Krasev had claimed to be Jason Robert Evers, a 3-year-old boy who was killed in Cincinnati in 1982. But a passport application check led to his arrest last month during a national investigation that finally turned up his real name on Thursday.
"We've been relentless," said Patrick Durkin, special agent in charge of the San Francisco field office for the Diplomatic Security Service of the U.S. State Department.
The San Francisco office began a program called "Operation Death Match" in 2005 to compare passport applications and state death certificates, leading to convictions against more than 120 imposters.
Durkin said Friday that investigators are still following up leads on Krasev on the East Coast.
The Washington Post reported on its website Friday that Krasev came to the United States from Bulgaria after his parents consented to let him live with Michael Horowitz, former general counsel at the Office of Management and Budget in the Reagan administration, and his wife, Devra Marcus, a physician.
The McLean, Va., couple told the newspaper Krasev's parents were intellectuals that Horowitz met while studying the effects of communism in Eastern Europe and they wanted a better life for their son.
They said Krasev lived with them for two years in the early 1990s, graduated from Georgetown Day, a prestigious high school in Washington, D.C., and earned a scholarship to Davidson College in North Carolina before he disappeared.

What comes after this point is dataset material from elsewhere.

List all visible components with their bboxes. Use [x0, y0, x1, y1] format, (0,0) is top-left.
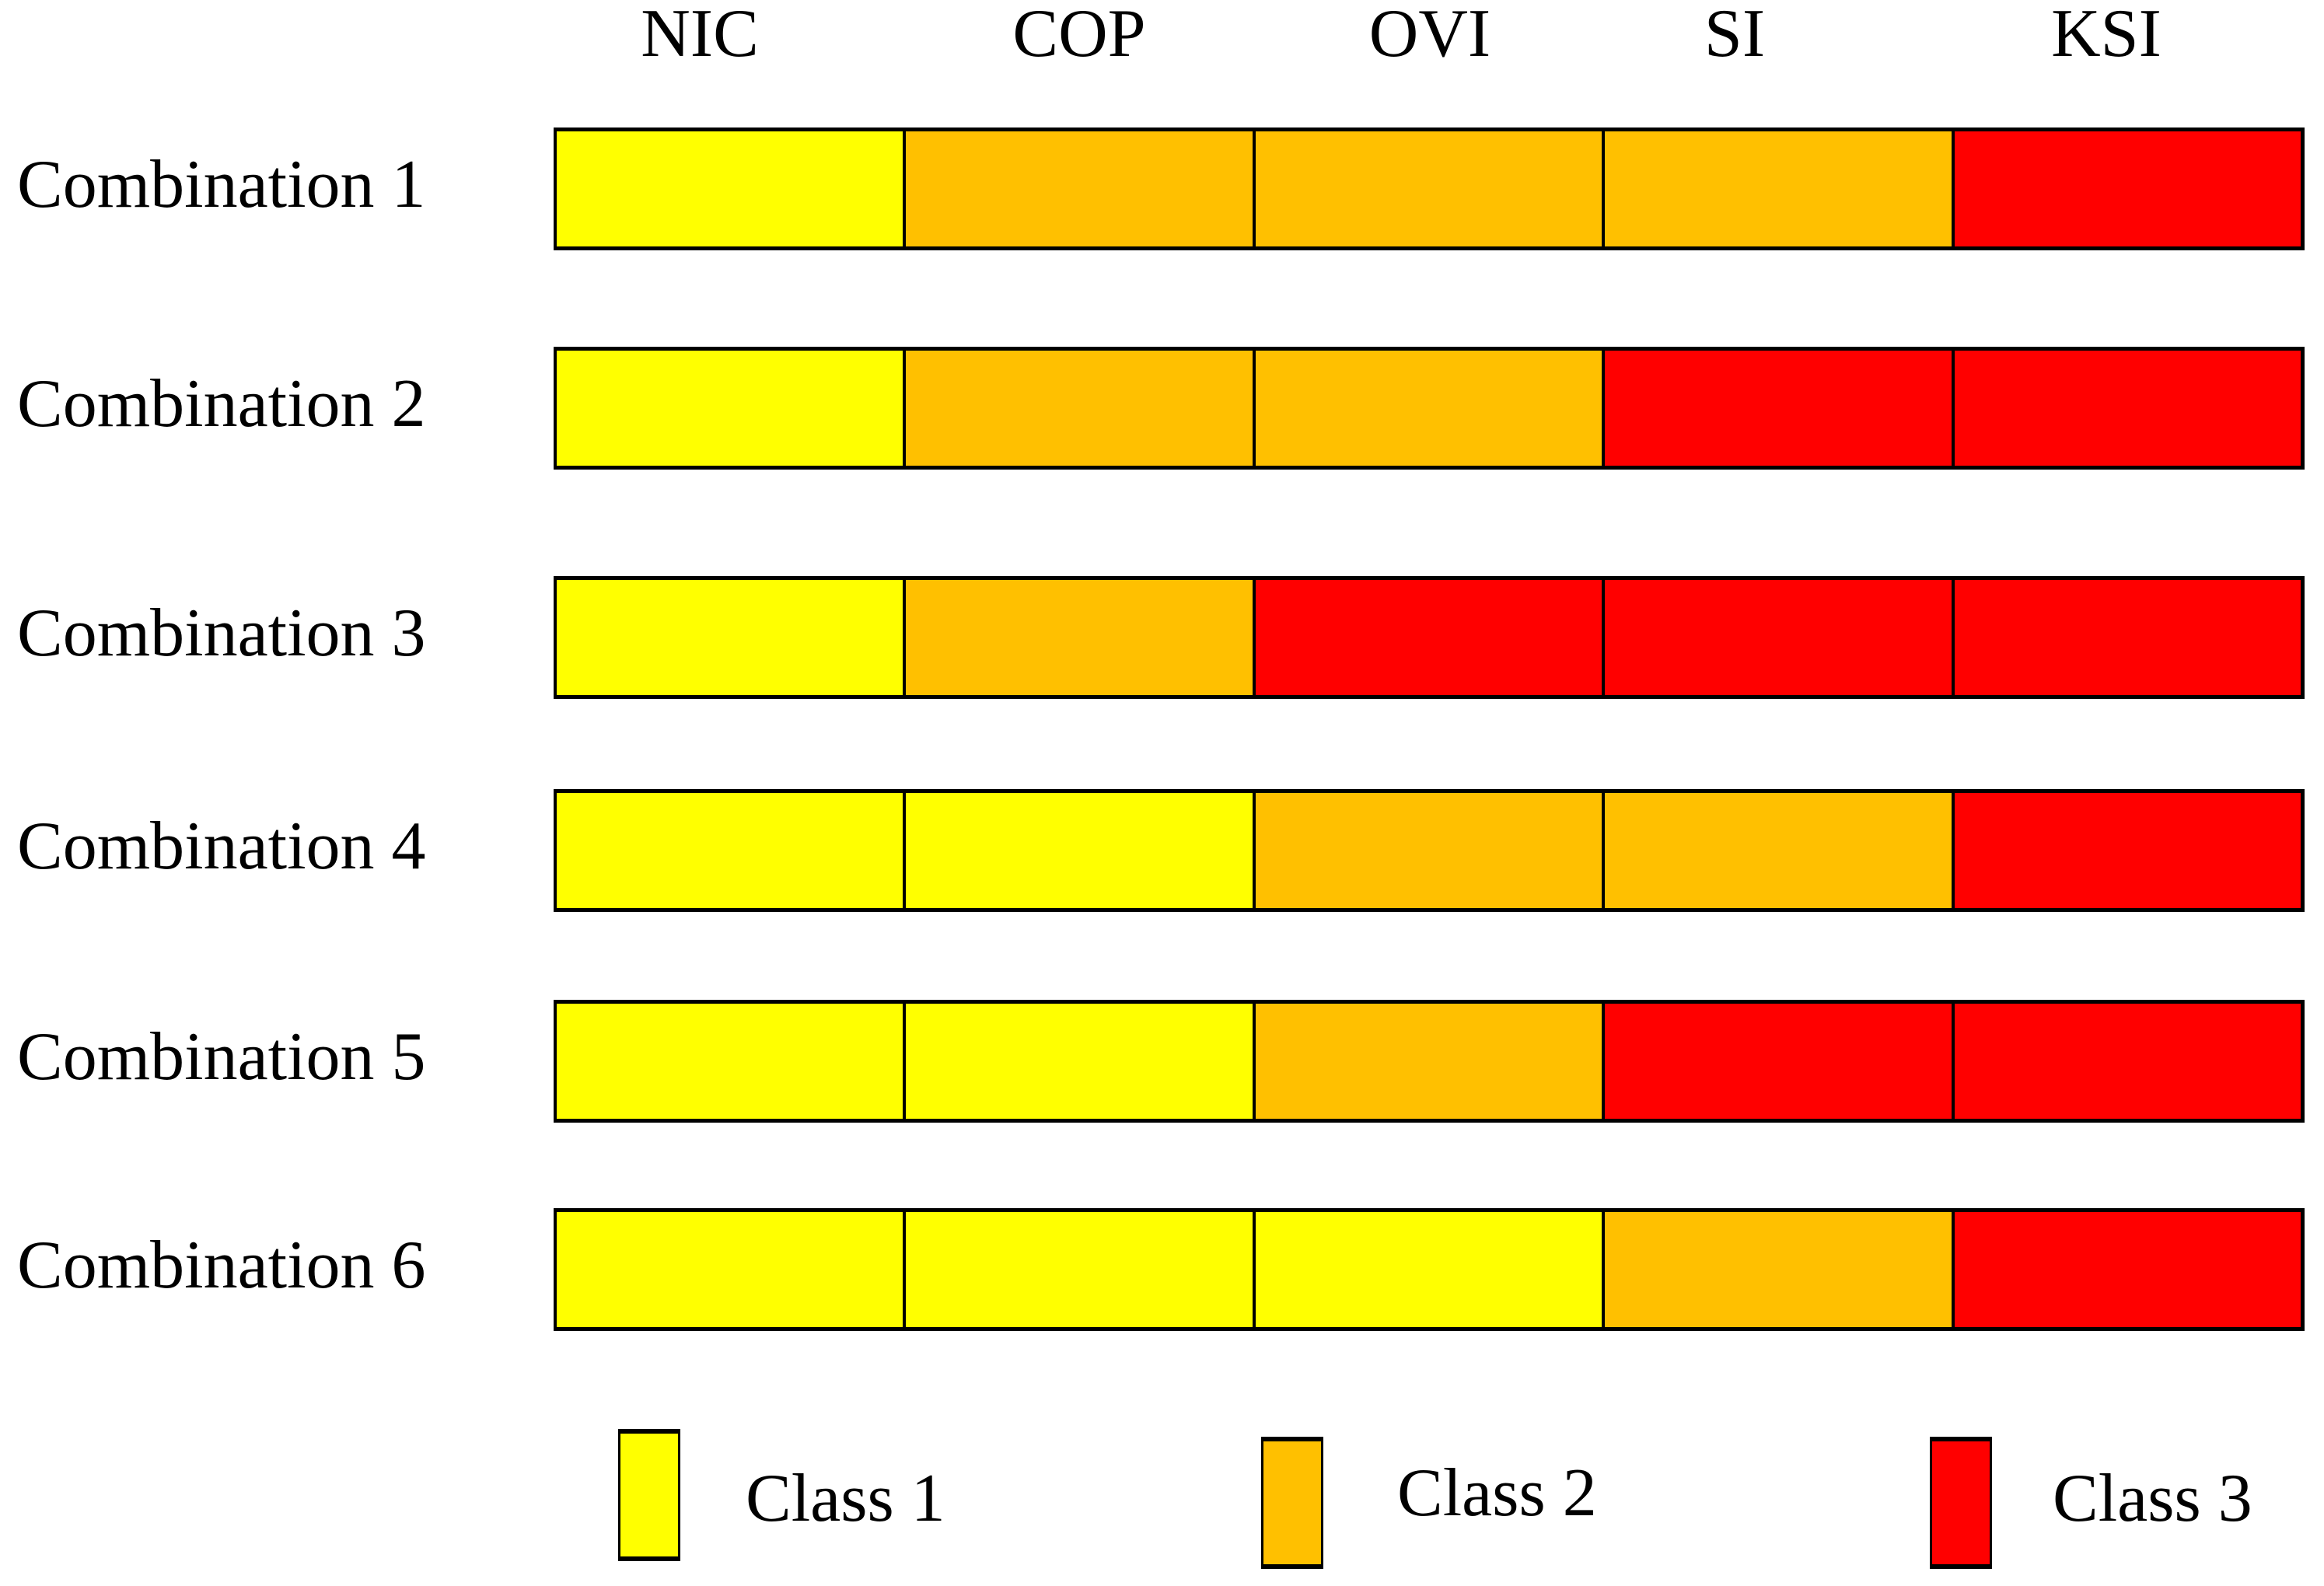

"I love him, actually," Marcus told the Post. "I was heartbroken. I talked to cops, patients who were cops. One said,
'He's dead, you can forget it.' I never did think he was dead. I just didn't."
The U.S. Attorney's office in Portland identified Krasev on Thursday after the State Department issued a bulletin on May 21 seeking information on the man claiming to be Evers.
So far, many details in the bulletin have been confirmed, Durkin said, based partly on interviews with a Colorado fly-fishing guide, Chris Galvin, and Galvin's college friend, Gary Franks, who lives in Oxford, Ohio.
Franks said he spotted a photo of Krasev on a newspaper website and called Galvin to ask whether Krasev was on a ski trip they all took together. Galvin recalled Krasev as a man he befriended in Denver named "Danny Kaiser."
"I'd had my morning caffeine and was on my laptop and realized the guy in the picture looked kind of familiar," Franks said Friday from his home in Ohio.
Franks and Galvin remembered Krasev as an avid chess player, one of the details mentioned by investigators a week earlier in the State Department bulletin.
Galvin said Friday he met "Danny" when Krasev was tending bar at a Denver pizzeria, and they frequently met to play poker, chess and pool.
He said Krasev was also a competitive tennis player who spoke several languages, including Romanian, but was vague about his past.